Auch beruflich passierte kaum etwas. Klar, die Kollegen hatten mehr Arbeit und die Kunden hingen in der Warteschleife. Doch überall ließ sich diese Zeit gut überbrücken und keiner zweifelte an, dass diese Pause notwendig war.

Der Neuanfang
Morgen gehe ich zurück an die Arbeit. Zum ersten Mal nach sechs Wochen Ausnahmezustand werden wir uns morgens als Familie abfahrbereit machen. Ich werde im Büro unzählige E-Mails lesen und viele liegen gebliebene Briefe öffnen.
Mittags fahre ich heim und versuche mir eine echte Mittagspause zu nehmen. Ohne Smartphone, privaten E-Mails und Nachrichten. Kein Fernseher, kein Buch.
Neuanfang oder Experiment?
Warum so radikal? Ganz ehrlich: Es wird ein Experiment. Ich fand es gut, meine Gedanken wieder laut hören zu können in den letzten Wochen. Und ich glaube, das geht im Alltag super schnell wieder verloren.

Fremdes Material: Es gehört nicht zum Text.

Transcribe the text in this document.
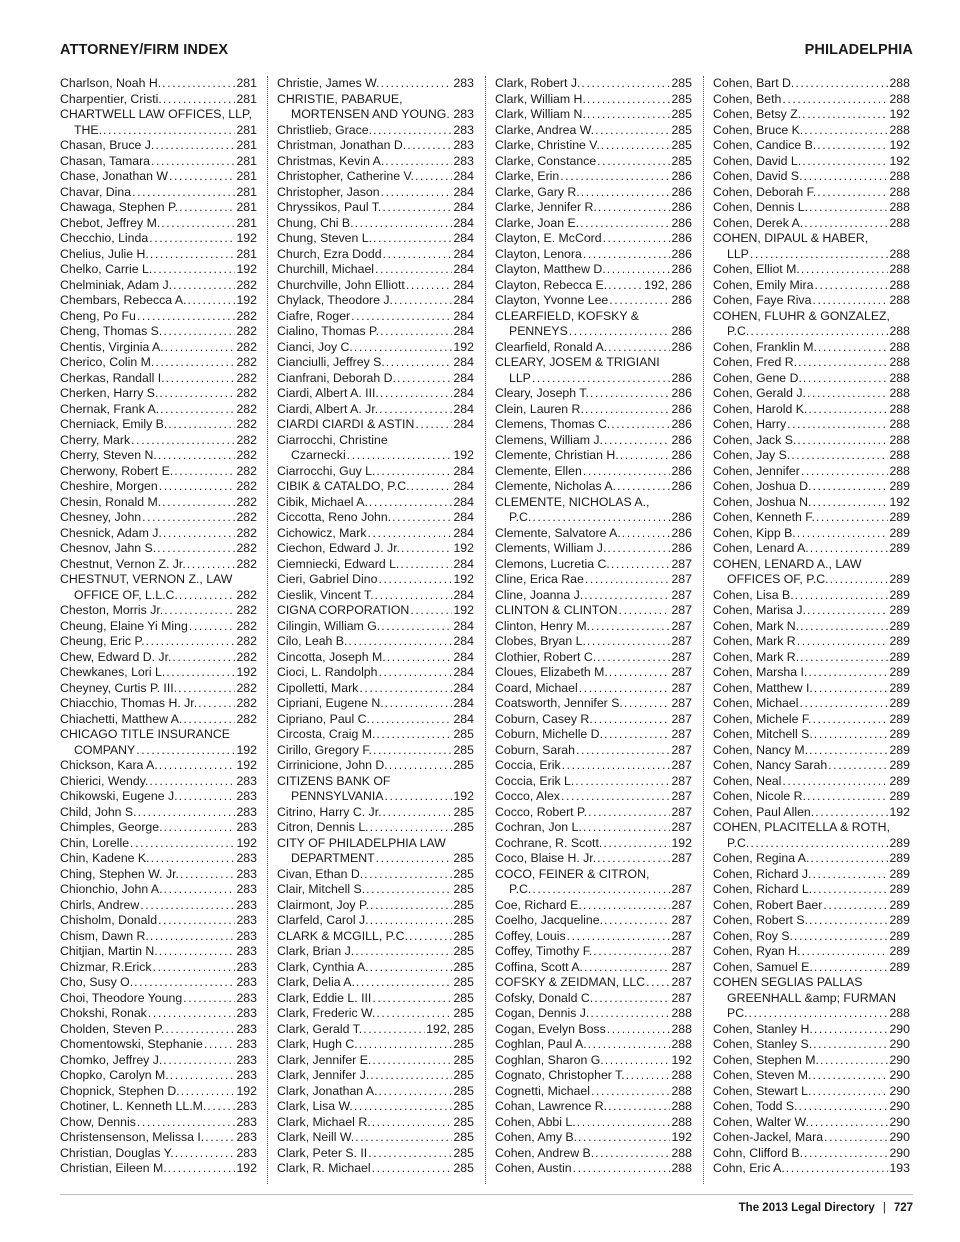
ATTORNEY/FIRM INDEX	PHILADELPHIA
Charlson, Noah H. .....	281
Charpentier, Cristi. .....	281
CHARTWELL LAW OFFICES, LLP,
THE. .....	281
Chasan, Bruce J. .....	281
Chasan, Tamara .....	281
Chase, Jonathan W .....	281
Chavar, Dina .....	281
Chawaga, Stephen P. .....	281
Chebot, Jeffrey M. .....	281
Checchio, Linda .....	192
Chelius, Julie H. .....	281
Chelko, Carrie L. .....	192
Chelminiak, Adam J. .....	282
Chembars, Rebecca A. .....	192
Cheng, Po Fu .....	282
Cheng, Thomas S. .....	282
Chentis, Virginia A. .....	282
Cherico, Colin M. .....	282
Cherkas, Randall I. .....	282
Cherken, Harry S. .....	282
Chernak, Frank A. .....	282
Cherniack, Emily B. .....	282
Cherry, Mark .....	282
Cherry, Steven N. .....	282
Cherwony, Robert E. .....	282
Cheshire, Morgen .....	282
Chesin, Ronald M. .....	282
Chesney, John .....	282
Chesnick, Adam J. .....	282
Chesnov, Jahn S. .....	282
Chestnut, Vernon Z. Jr. .....	282
CHESTNUT, VERNON Z., LAW
OFFICE OF, L.L.C. .....	282
Cheston, Morris Jr. .....	282
Cheung, Elaine Yi Ming .....	282
Cheung, Eric P. .....	282
Chew, Edward D. Jr. .....	282
Chewkanes, Lori L. .....	192
Cheyney, Curtis P. III. .....	282
Chiacchio, Thomas H. Jr. .....	282
Chiachetti, Matthew A. .....	282
CHICAGO TITLE INSURANCE
COMPANY .....	192
Chickson, Kara A. .....	192
Chierici, Wendy. .....	283
Chikowski, Eugene J. .....	283
Child, John S. .....	283
Chimples, George. .....	283
Chin, Lorelle .....	192
Chin, Kadene K. .....	283
Ching, Stephen W. Jr. .....	283
Chionchio, John A. .....	283
Chirls, Andrew .....	283
Chisholm, Donald .....	283
Chism, Dawn R. .....	283
Chitjian, Martin N. .....	283
Chizmar, R.Erick .....	283
Cho, Susy O. .....	283
Choi, Theodore Young .....	283
Chokshi, Ronak .....	283
Cholden, Steven P. .....	283
Chomentowski, Stephanie .....	283
Chomko, Jeffrey J. .....	283
Chopko, Carolyn M. .....	283
Chopnick, Stephen D. .....	192
Chotiner, L. Kenneth LL.M. ..... 283
Chow, Dennis .....	283
Christensenson, Melissa I. .....	283
Christian, Douglas Y. .....	283
Christian, Eileen M. .....	192
Christie, James W. .....	283
CHRISTIE, PABARUE,
MORTENSEN AND YOUNG. ..... 283
Christlieb, Grace. .....	283
Christman, Jonathan D. .....	283
Christmas, Kevin A. .....	283
Christopher, Catherine V. .....	284
Christopher, Jason .....	284
Chryssikos, Paul T. .....	284
Chung, Chi B. .....	284
Chung, Steven L. .....	284
Church, Ezra Dodd .....	284
Churchill, Michael .....	284
Churchville, John Elliott .....	284
Chylack, Theodore J. .....	284
Ciafre, Roger .....	284
Cialino, Thomas P. .....	284
Cianci, Joy C. .....	192
Cianciulli, Jeffrey S. .....	284
Cianfrani, Deborah D. .....	284
Ciardi, Albert A. III. .....	284
Ciardi, Albert A. Jr. .....	284
CIARDI CIARDI & ASTIN .....	284
Ciarrocchi, Christine
Czarnecki .....	192
Ciarrocchi, Guy L. .....	284
CIBIK & CATALDO, P.C. .....	284
Cibik, Michael A. .....	284
Ciccotta, Reno John. .....	284
Cichowicz, Mark .....	284
Ciechon, Edward J. Jr. .....	192
Ciemniecki, Edward L. .....	284
Cieri, Gabriel Dino .....	192
Cieslik, Vincent T. .....	284
CIGNA CORPORATION .....	192
Cilingin, William G. .....	284
Cilo, Leah B. .....	284
Cincotta, Joseph M. .....	284
Cioci, L. Randolph .....	284
Cipolletti, Mark .....	284
Cipriani, Eugene N. .....	284
Cipriano, Paul C. .....	284
Circosta, Craig M. .....	285
Cirillo, Gregory F. .....	285
Cirrinicione, John D. .....	285
CITIZENS BANK OF
PENNSYLVANIA .....	192
Citrino, Harry C. Jr. .....	285
Citron, Dennis L. .....	285
CITY OF PHILADELPHIA LAW
DEPARTMENT .....	285
Civan, Ethan D. .....	285
Clair, Mitchell S. .....	285
Clairmont, Joy P. .....	285
Clarfeld, Carol J. .....	285
CLARK & MCGILL, P.C. .....	285
Clark, Brian J. .....	285
Clark, Cynthia A. .....	285
Clark, Delia A. .....	285
Clark, Eddie L. III .....	285
Clark, Frederic W. .....	285
Clark, Gerald T. .....	192, 285
Clark, Hugh C. .....	285
Clark, Jennifer E. .....	285
Clark, Jennifer J. .....	285
Clark, Jonathan A. .....	285
Clark, Lisa W. .....	285
Clark, Michael R. .....	285
Clark, Neill W. .....	285
Clark, Peter S. II .....	285
Clark, R. Michael .....	285
Clark, Robert J. .....	285
Clark, William H. .....	285
Clark, William N. .....	285
Clarke, Andrea W. .....	285
Clarke, Christine V. .....	285
Clarke, Constance .....	285
Clarke, Erin .....	286
Clarke, Gary R. .....	286
Clarke, Jennifer R. .....	286
Clarke, Joan E. .....	286
Clayton, E. McCord .....	286
Clayton, Lenora .....	286
Clayton, Matthew D. .....	286
Clayton, Rebecca E. .....	192, 286
Clayton, Yvonne Lee .....	286
CLEARFIELD, KOFSKY &
PENNEYS .....	286
Clearfield, Ronald A. .....	286
CLEARY, JOSEM & TRIGIANI
LLP .....	286
Cleary, Joseph T. .....	286
Clein, Lauren R. .....	286
Clemens, Thomas C. .....	286
Clemens, William J. .....	286
Clemente, Christian H. .....	286
Clemente, Ellen .....	286
Clemente, Nicholas A. .....	286
CLEMENTE, NICHOLAS A.,
P.C. .....	286
Clemente, Salvatore A. .....	286
Clements, William J. .....	286
Clemons, Lucretia C. .....	287
Cline, Erica Rae .....	287
Cline, Joanna J. .....	287
CLINTON & CLINTON .....	287
Clinton, Henry M. .....	287
Clobes, Bryan L. .....	287
Clothier, Robert C. .....	287
Cloues, Elizabeth M. .....	287
Coard, Michael .....	287
Coatsworth, Jennifer S. .....	287
Coburn, Casey R. .....	287
Coburn, Michelle D. .....	287
Coburn, Sarah .....	287
Coccia, Erik .....	287
Coccia, Erik L. .....	287
Cocco, Alex .....	287
Cocco, Robert P. .....	287
Cochran, Jon L. .....	287
Cochrane, R. Scott. .....	192
Coco, Blaise H. Jr. .....	287
COCO, FEINER & CITRON,
P.C. .....	287
Coe, Richard E. .....	287
Coelho, Jacqueline. .....	287
Coffey, Louis .....	287
Coffey, Timothy F. .....	287
Coffina, Scott A. .....	287
COFSKY & ZEIDMAN, LLC ..... 287
Cofsky, Donald C. .....	287
Cogan, Dennis J. .....	288
Cogan, Evelyn Boss .....	288
Coghlan, Paul A. .....	288
Coghlan, Sharon G. .....	192
Cognato, Christopher T. .....	288
Cognetti, Michael .....	288
Cohan, Lawrence R. .....	288
Cohen, Abbi L. .....	288
Cohen, Amy B. .....	192
Cohen, Andrew B. .....	288
Cohen, Austin .....	288
Cohen, Bart D. .....	288
Cohen, Beth .....	288
Cohen, Betsy Z. .....	192
Cohen, Bruce K. .....	288
Cohen, Candice B. .....	192
Cohen, David L. .....	192
Cohen, David S. .....	288
Cohen, Deborah F. .....	288
Cohen, Dennis L. .....	288
Cohen, Derek A. .....	288
COHEN, DIPAUL & HABER,
LLP .....	288
Cohen, Elliot M. .....	288
Cohen, Emily Mira .....	288
Cohen, Faye Riva .....	288
COHEN, FLUHR & GONZALEZ,
P.C. .....	288
Cohen, Franklin M. .....	288
Cohen, Fred R. .....	288
Cohen, Gene D. .....	288
Cohen, Gerald J. .....	288
Cohen, Harold K. .....	288
Cohen, Harry .....	288
Cohen, Jack S. .....	288
Cohen, Jay S. .....	288
Cohen, Jennifer .....	288
Cohen, Joshua D. .....	289
Cohen, Joshua N. .....	192
Cohen, Kenneth F. .....	289
Cohen, Kipp B. .....	289
Cohen, Lenard A. .....	289
COHEN, LENARD A., LAW
OFFICES OF, P.C. .....	289
Cohen, Lisa B. .....	289
Cohen, Marisa J. .....	289
Cohen, Mark N. .....	289
Cohen, Mark R .....	289
Cohen, Mark R. .....	289
Cohen, Marsha I. .....	289
Cohen, Matthew I. .....	289
Cohen, Michael .....	289
Cohen, Michele F. .....	289
Cohen, Mitchell S. .....	289
Cohen, Nancy M. .....	289
Cohen, Nancy Sarah .....	289
Cohen, Neal .....	289
Cohen, Nicole R. .....	289
Cohen, Paul Allen. .....	192
COHEN, PLACITELLA & ROTH,
P.C. .....	289
Cohen, Regina A. .....	289
Cohen, Richard J. .....	289
Cohen, Richard L. .....	289
Cohen, Robert Baer .....	289
Cohen, Robert S. .....	289
Cohen, Roy S. .....	289
Cohen, Ryan H. .....	289
Cohen, Samuel E. .....	289
COHEN SEGLIAS PALLAS
GREENHALL &amp; FURMAN
PC. .....	288
Cohen, Stanley H. .....	290
Cohen, Stanley S. .....	290
Cohen, Stephen M. .....	290
Cohen, Steven M. .....	290
Cohen, Stewart L. .....	290
Cohen, Todd S. .....	290
Cohen, Walter W. .....	290
Cohen-Jackel, Mara .....	290
Cohn, Clifford B. .....	290
Cohn, Eric A. .....	193
The 2013 Legal Directory | 727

Also werde ich versuchen, mir bewusste Zeiten zu setzen in denen wir wieder allein sind.
Nur ich und meine Gedanken. Damit wir uns aussprechen können und ich nicht wieder anfange, meine alte Gewohnheit des Was, Wenn-Spielens wieder aufzunehmen.
Und dann hole ich den Kleinen aus dem Kindergarten, frage den Großen nach seinem Tag in der Schule und schnibbel uns allen einen großen Obstteller. Alltag auf den ich mich freue!
„Einordnung durch Einschnitte“ nannte Britta Heithoff diesen Prozess in einem Kommentar unter meinem Instagrambeitrag zu diesem Thema. Ich finde, das trifft es sehr genau.
Spielt ihr auch (ungewollt oder gewollt) Was, Wenn-Spiele zur Einordnung?